Pero la industria forestal está detrás de todo este entramado y miles de camiones salen diariamente desde el sur de Chile hacia los puertos con cargamentos de madera, exportación estrella de la economía chilena. La comunidad mapuche no ve nada de ese dinero, han perdido su territorio y además los eucaliptos han secado sus campos. “Según los técnicos, cada árbol absorbe entre 50 y 100 litros de agua al día”, dice Braulio alarmado.
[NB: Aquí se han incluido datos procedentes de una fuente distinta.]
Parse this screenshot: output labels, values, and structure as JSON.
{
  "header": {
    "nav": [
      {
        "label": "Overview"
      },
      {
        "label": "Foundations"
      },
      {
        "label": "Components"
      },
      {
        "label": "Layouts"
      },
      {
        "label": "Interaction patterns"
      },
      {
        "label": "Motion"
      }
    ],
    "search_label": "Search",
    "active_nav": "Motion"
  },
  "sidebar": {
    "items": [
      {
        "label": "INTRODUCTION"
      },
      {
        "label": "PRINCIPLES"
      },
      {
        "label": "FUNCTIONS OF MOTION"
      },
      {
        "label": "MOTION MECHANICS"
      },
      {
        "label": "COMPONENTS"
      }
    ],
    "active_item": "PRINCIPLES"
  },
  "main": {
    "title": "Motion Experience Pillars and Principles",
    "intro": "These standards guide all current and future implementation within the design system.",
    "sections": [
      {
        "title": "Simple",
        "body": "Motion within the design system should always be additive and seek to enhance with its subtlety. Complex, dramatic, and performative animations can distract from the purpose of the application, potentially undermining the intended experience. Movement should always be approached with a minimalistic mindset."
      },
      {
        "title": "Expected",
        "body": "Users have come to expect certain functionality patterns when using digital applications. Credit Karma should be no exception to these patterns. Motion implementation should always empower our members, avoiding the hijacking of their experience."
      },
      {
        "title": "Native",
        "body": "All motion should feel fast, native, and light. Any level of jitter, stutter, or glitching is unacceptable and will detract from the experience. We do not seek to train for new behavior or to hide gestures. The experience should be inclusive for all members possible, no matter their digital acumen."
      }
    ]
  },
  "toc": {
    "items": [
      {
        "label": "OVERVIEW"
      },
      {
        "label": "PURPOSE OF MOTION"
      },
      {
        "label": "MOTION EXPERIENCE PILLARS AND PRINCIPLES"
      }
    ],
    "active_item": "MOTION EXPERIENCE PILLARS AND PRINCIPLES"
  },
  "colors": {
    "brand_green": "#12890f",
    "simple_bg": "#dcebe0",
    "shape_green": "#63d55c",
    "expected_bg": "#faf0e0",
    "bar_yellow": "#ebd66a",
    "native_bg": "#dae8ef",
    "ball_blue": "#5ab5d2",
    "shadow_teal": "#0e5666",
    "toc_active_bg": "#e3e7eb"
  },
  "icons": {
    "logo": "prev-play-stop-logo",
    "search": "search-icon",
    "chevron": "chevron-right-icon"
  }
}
Además, grandes empresas privadas han comenzado a controlar el agua de los ríos para venderla a particulares y ayuntamientos, que son quienes dan el agua a los vecinos. Un agua que solo pueden usar para cocinar. “Hemos dejado de ser los dueños del agua que circula por los ríos que atraviesan nuestro ancestral territorio”, explica. Por su parte, el Gobierno permite a los agricultores acogerse a una serie de “derechos de agua” que permite a estos elegidos postular a un subsidio de riego para poder cultivar. Lógicamente, los mapuches están excluidos o son los últimos en recibir esta ayuda. “No deberíamos pagar ni un peso por regar porque somos los dueños históricos de esas aguas”, reclama Braulio. Y así lo entiende el pueblo mapuche que desde 2009 no ha parado en su lucha por recuperar lo que es suyo. Ha habido represión, muertos y mucha violencia policial. Pero no cesan en su empeño de pelear por un territorio y unos recursos que les pertenecen.

Problemas endémicos

El ejemplo del pueblo mapuche se podría extrapolar a decenas de poblaciones indígenas, ya que comparten la mayor parte de los problemas que el capitalismo y la globalización ha traído. El tráfico de madera y la producción de biocombustibles son los principales culpables de esta situación. En Malasia e Indonesia muchos pueblos indígenas están perdiendo sus selvas porque se está plantando hectáreas y hectáreas de palmeras para obtener el aceite de palma con el que se fabrican biocombustibles. Asimismo, según Naciones Unidas, la tala de bosques para sembrar maíz, soja o caña de azúcar para producir etanol pone en peligro a más de 60 millones de personas.

Además, los pocos pueblos que viven aislados de forma voluntaria –casi todos en la selva amazónica- se enfrentan a la amenaza de fuertes intereses económicos. Por ejemplo, el único pueblo “no contactado” fuera de la Amazonía, el jarawa indio, situado en las islas Andamán, ve como cada día decenas de turistas llegan a su comunidad porque las autoridades locales no quieren cortar la carretera que atraviesa su reserva.

A todo esto hay que sumar la situación de exclusión social y pobreza, unida a la desaparición de sus idiomas. Sin embargo, lejos de convertirse en víctimas, estas comunidades se han organizado y han comenzado a combatir a sus gigantescos enemigos ya sean gobiernos, Estados, petroleras, eléctricas o madereras. Es una lucha de David contra Goliat con un único objetivo: recuperar su bienestar.